La difficulté est qu’il ne s’agit pas seulement de protéger des objets ou des bâtiments, mais de préserver les conditions matérielles qui rendent possible la continuité d’une histoire, d’un héritage et d’une création artistique.
Des biens culturels non substituables
L’économie classique et néoclassique repose historiquement sur l’hypothèse de substituabilité des facteurs de production (voir David Ricardo, Jean-Baptiste Say et Robert Solow) : les ressources naturelles détruites, épuisées ou raréfiées pourraient être compensées par une accumulation accrue de capital, par l’investissement productif ou par le progrès technique. Bien que très critiquée, cette hypothèse de substituabilité constitue encore aujourd’hui l’un des fondements centraux d’une large partie des modèles macroéconomiques contemporains.
Cette approche rencontre une limite évidente lorsqu’il s’agit du patrimoine culturel. Une fresque détruite par l’humidité ne peut pas être remplacée. Une mosaïque antique dégradée par des stress thermiques ou des pluies acides ne peut pas être recréée à l’identique. Un site archéologique submergé est perdu de manière irréversible. C’est précisément cette notion d’irréversibilité qui distingue le patrimoine culturel d’autres catégories de biens économiques.
Cette contradiction entre expansion économique et limites environnementales ne conduit pas nécessairement à une impasse historique. L’approche économique possibiliste (héritée notamment de Paul Vidal de La Blache) rappelle que les sociétés humaines ne se développent jamais indépendamment de leur milieu. La nature fixe un ensemble de contraintes et de possibilités avec lesquelles les organisations économiques doivent composer. Cette perspective rompt avec l’idée d’une croissance potentiellement illimitée et réintroduit la matérialité des conditions écologiques dans l’analyse économique.

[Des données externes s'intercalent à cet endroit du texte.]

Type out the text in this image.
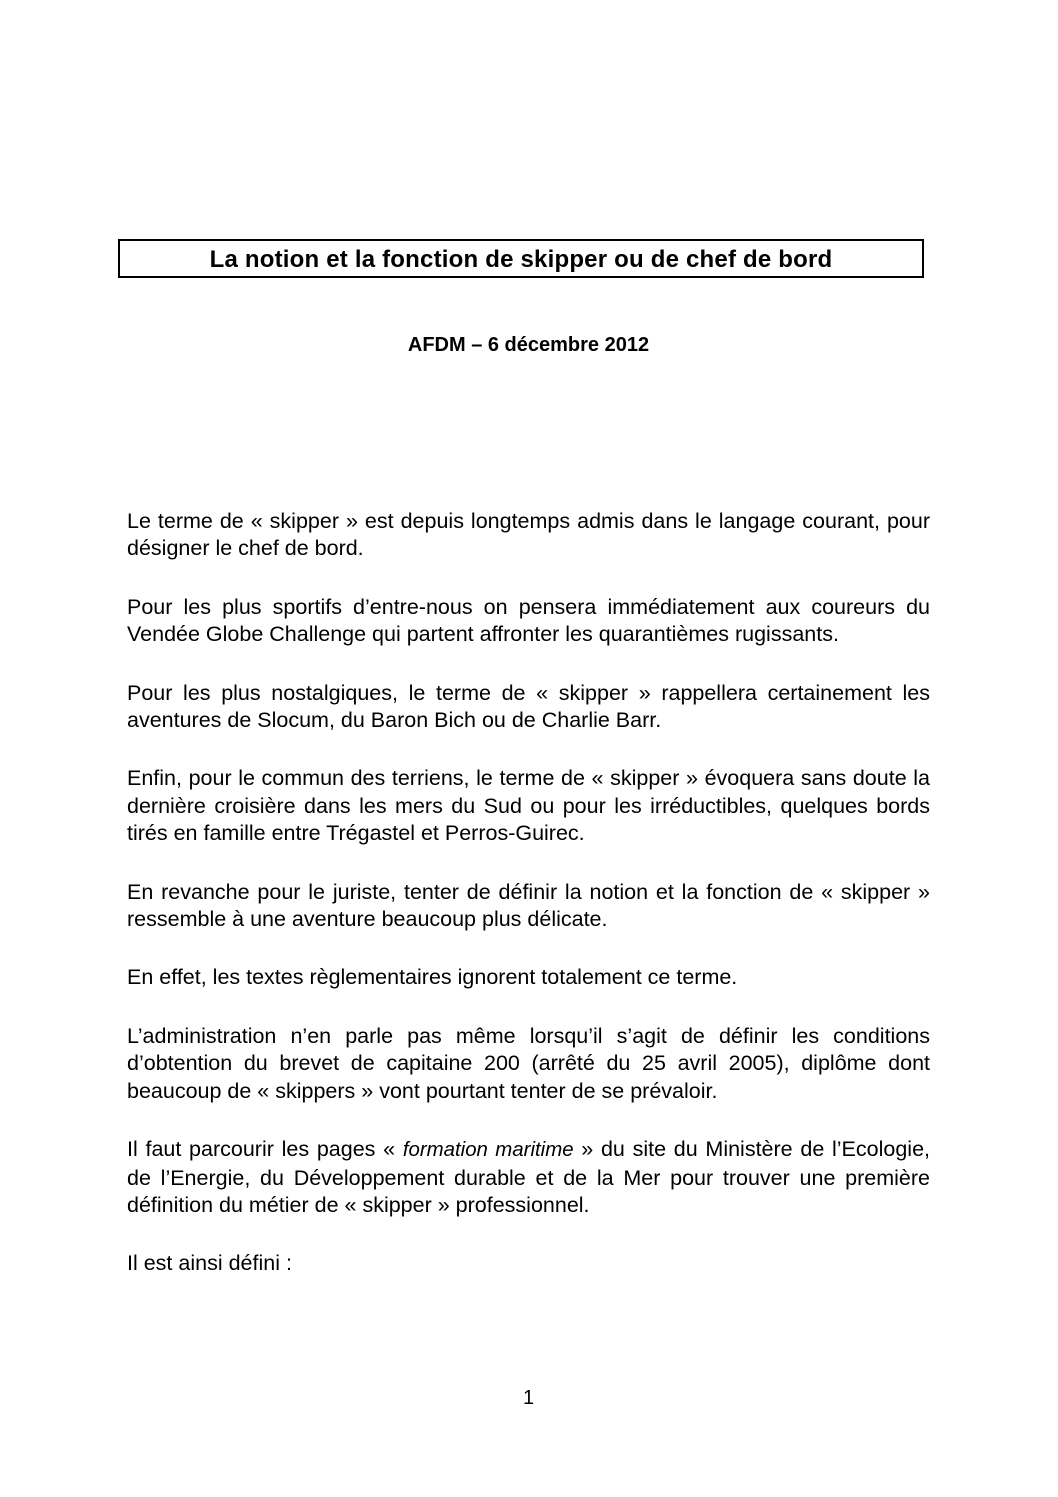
La notion et la fonction de skipper ou de chef de bord
AFDM – 6 décembre 2012

Le terme de « skipper » est depuis longtemps admis dans le langage courant, pour désigner le chef de bord.

Pour les plus sportifs d’entre-nous on pensera immédiatement aux coureurs du Vendée Globe Challenge qui partent affronter les quarantièmes rugissants.

Pour les plus nostalgiques, le terme de « skipper » rappellera certainement les aventures de Slocum, du Baron Bich ou de Charlie Barr.

Enfin, pour le commun des terriens, le terme de « skipper » évoquera sans doute la dernière croisière dans les mers du Sud ou pour les irréductibles, quelques bords tirés en famille entre Trégastel et Perros-Guirec.

En revanche pour le juriste, tenter de définir la notion et la fonction de « skipper » ressemble à une aventure beaucoup plus délicate.

En effet, les textes règlementaires ignorent totalement ce terme.

L’administration n’en parle pas même lorsqu’il s’agit de définir les conditions d’obtention du brevet de capitaine 200 (arrêté du 25 avril 2005), diplôme dont beaucoup de « skippers » vont pourtant tenter de se prévaloir.

Il faut parcourir les pages « formation maritime » du site du Ministère de l’Ecologie, de l’Energie, du Développement durable et de la Mer pour trouver une première définition du métier de « skipper » professionnel.

Il est ainsi défini :

1
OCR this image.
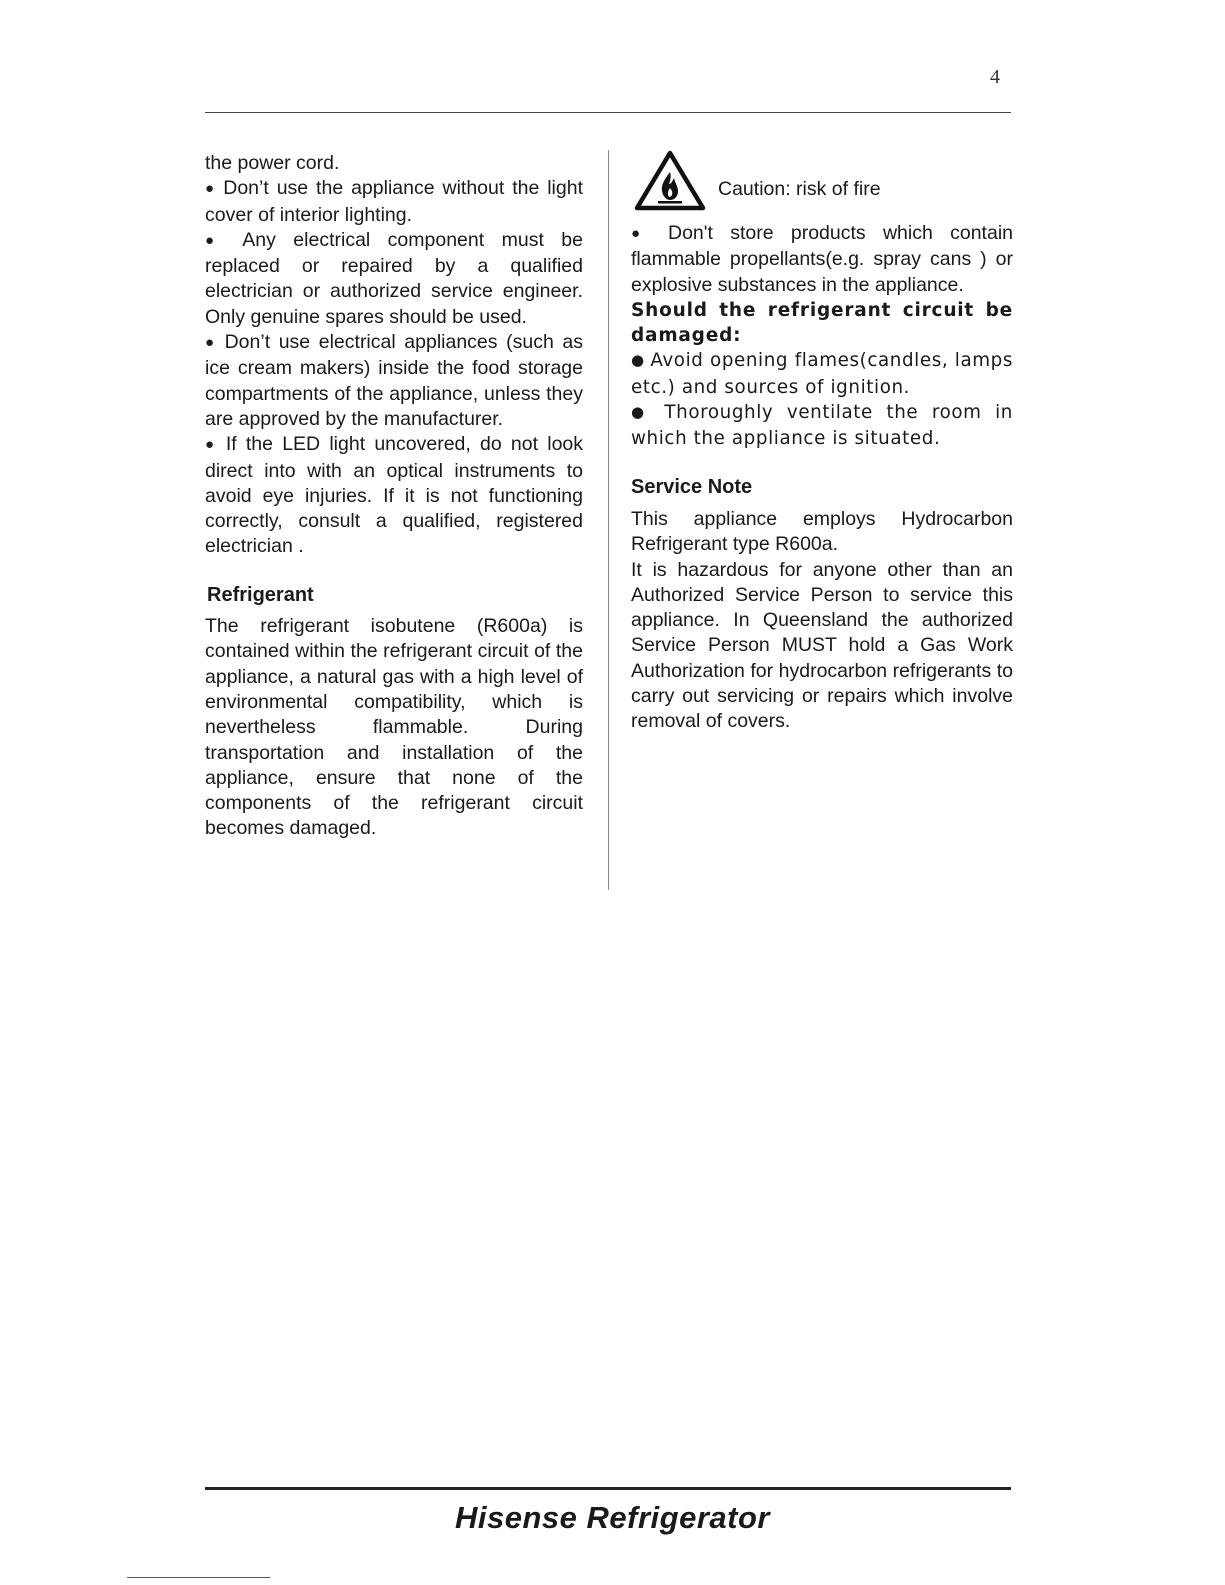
4

the power cord.

● Don’t use the appliance without the light cover of interior lighting.

● Any electrical component must be replaced or repaired by a qualified electrician or authorized service engineer. Only genuine spares should be used.

● Don’t use electrical appliances (such as ice cream makers) inside the food storage compartments of the appliance, unless they are approved by the manufacturer.

● If the LED light uncovered, do not look direct into with an optical instruments to avoid eye injuries. If it is not functioning correctly, consult a qualified, registered electrician .

Refrigerant

The refrigerant isobutene (R600a) is contained within the refrigerant circuit of the appliance, a natural gas with a high level of environmental compatibility, which is nevertheless flammable. During transportation and installation of the appliance, ensure that none of the components of the refrigerant circuit becomes damaged.

Caution: risk of fire

● Don't store products which contain flammable propellants(e.g. spray cans ) or explosive substances in the appliance.

Should the refrigerant circuit be damaged:

● Avoid opening flames(candles, lamps etc.) and sources of ignition.

● Thoroughly ventilate the room in which the appliance is situated.

Service Note

This appliance employs Hydrocarbon Refrigerant type R600a.

It is hazardous for anyone other than an Authorized Service Person to service this appliance. In Queensland the authorized Service Person MUST hold a Gas Work Authorization for hydrocarbon refrigerants to carry out servicing or repairs which involve removal of covers.

Hisense Refrigerator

Dans une perspective plus dialectique, proche de la pensée hégélienne, les crises écologiques et énergétiques peuvent aussi être interprétées comme le moment d’une transformation profonde des sociétés industrielles. Les tensions actuelles ouvrent la possibilité d’un dépassement : réorientation des systèmes productifs, intégration des contraintes écologiques dans la rationalité économique, redéfinition des critères de prospérité et renouvellement des formes de progrès technique. Préserver notre héritage collectif est encore possible, mais la fenêtre d’action se referme.
Les auteurs ne travaillent pas, ne conseillent pas, ne possèdent pas de parts, ne reçoivent pas de fonds d'une organisation qui pourrait tirer profit de cet article, et n'ont déclaré aucune autre affiliation que leur organisme de recherche.